Is this expected, or am I not using this correctly?

Also PATIENT and EXHAUSTIVE are not saving on allocations?

using FFTW, BenchmarkTools
N = 512
A = randn(ComplexF64,N,N)
B = copy(A)

## measure
FFTW.forget_wisdom()
FFTW.set_num_threads(8)

P = plan_fft(A,flags=FFTW.MEASURE);
@btime $P*$A;
  1.409 ms (138 allocations: 4.01 MiB)

P! = plan_fft!(A,flags=FFTW.MEASURE);
@btime $P!*$B setup=(B .= A);
  1.401 ms (137 allocations: 9.56 KiB)
## patient
FFTW.forget_wisdom()
FFTW.set_num_threads(8)

P = plan_fft(A,flags=FFTW.PATIENT);
@btime $P*$A;
  458.462 ms (113592 allocations: 11.24 MiB)

P! = plan_fft!(A,flags=FFTW.PATIENT);
@btime $P!*$B setup=(B .= A);
  914.090 ms (226997 allocations: 14.46 MiB)

## exhaustive
FFTW.forget_wisdom()
FFTW.set_num_threads(8)

P = plan_fft(A,flags=FFTW.EXHAUSTIVE);
@btime $P*$A;
500.417 ms (124745 allocations: 11.94 MiB)

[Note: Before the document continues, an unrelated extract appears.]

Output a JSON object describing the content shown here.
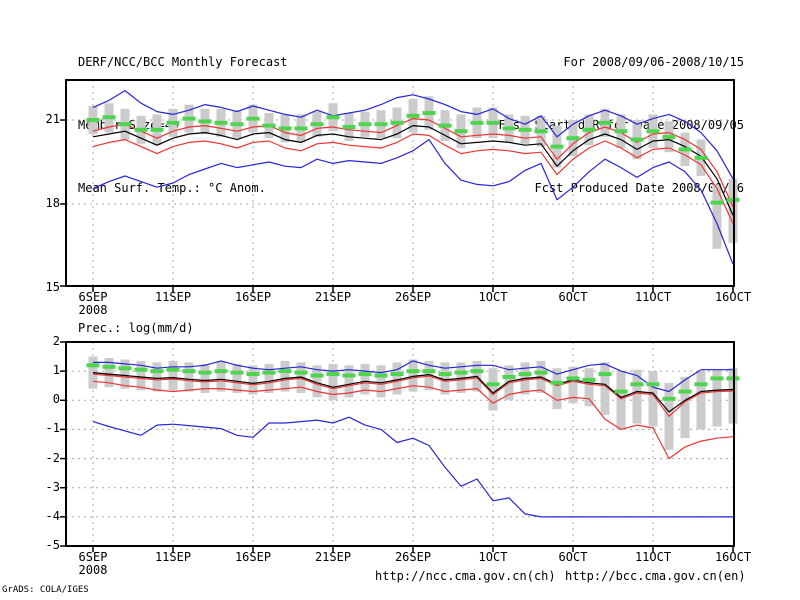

P! = plan_fft!(A,flags=FFTW.EXHAUSTIVE);
@btime $P!*$B setup=(B .= A);
  919.095 ms (227010 allocations: 14.46 MiB)

This is on

julia> versioninfo()
Julia Version 1.8.0-beta3
Commit 3e092a2521 (2022-03-29 15:42 UTC)
Platform Info:
  OS: macOS (arm64-apple-darwin21.3.0)
  CPU: 10 × Apple M1 Max
  WORD_SIZE: 64
  LIBM: libopenlibm
  LLVM: libLLVM-13.0.1 (ORCJIT, apple-m1)
  Threads: 8 on 8 virtual cores
Environment:
  JULIA_PKG_DEVDIR = /Users/abradley/Dropbox/Julia/Dev
  JULIA_NUM_THREADS = 8
hsgg commented 1 year ago

Yep, I see the same thing, but only on Apple M1. Also to note, FFTW.ESTIMATE results in a ~30% faster transform than FFTW.MEASURE. I see this for 512^3 boxes of in-place transforms.